К посещению знатной дамой пыточные подвалы надлежало как следует подготовить. Но это я мог оставить на потом. Важнейшей задачей было подготовить Неймана, ибо я был уверен, что в присутствии маркграфини, прижатый ею к стене, или может соблазняемый обещаниями, он от всего отопрётся. А это будет означать, что Кнотте будет обвинён маркграфиней по меньшей мере в некомпетентности. Что, в свою очередь, будет означать, что моя жизнь станет ещё тяжелее, чем была до сих пор.
Охранники открыли камеру, в углу которой сидел или, вернее, скорчился Нейман. Когда он увидел меня, он заскулил и так сильно вжался в угол, будто хотел спрятаться между кирпичами.
– Добрый день, Томас, – сказал я искренне и приказал охране, чтобы оставили нас одних.
Художник не ответил, только смотрел на меня выпученными от ужаса глазами. Он начал плакать.

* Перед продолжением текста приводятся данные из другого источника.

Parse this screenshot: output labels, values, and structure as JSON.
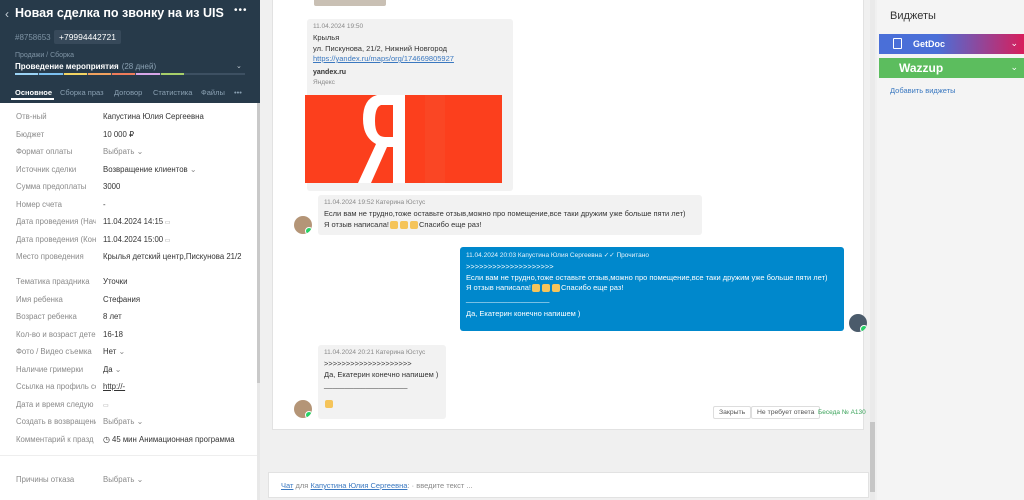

– Я принёс тебе немного вина, одеяло и мазь от ожогов, – объяснил я цель своего визита, чтобы мужчина хотя бы частично вернул себе ясность ума и не трясся от ужаса, считая, что я сейчас отвезу его на допрос. Я положил свёрнутое в рулон одеяло на постель и поставил бурдюк с вином. Я расстарался и добыл неплохой сорт вина, хотя и подозревал, что в том состоянии, в котором находился Нейман, в качестве напитка он не заметит разницы.
– Я знаю, что ты невиновен, Томас, – сказал я с нажимом и присел рядом. – И я пришёл, чтобы тебе помочь.
Он выпрямился и заморгал глазами.
– Правда? Правда? Вы мне верите? – Когда он, наконец, заговорил, его голос задрожал уже на втором слове. – Боже всемогущий!
– Не только я тебе верю, я ещё и убедил в моей точке зрения госпожу маркграфиню. Ты будешь освобождён от вины и наказания, Томас. И тебе будет выплачена солидная компенсация.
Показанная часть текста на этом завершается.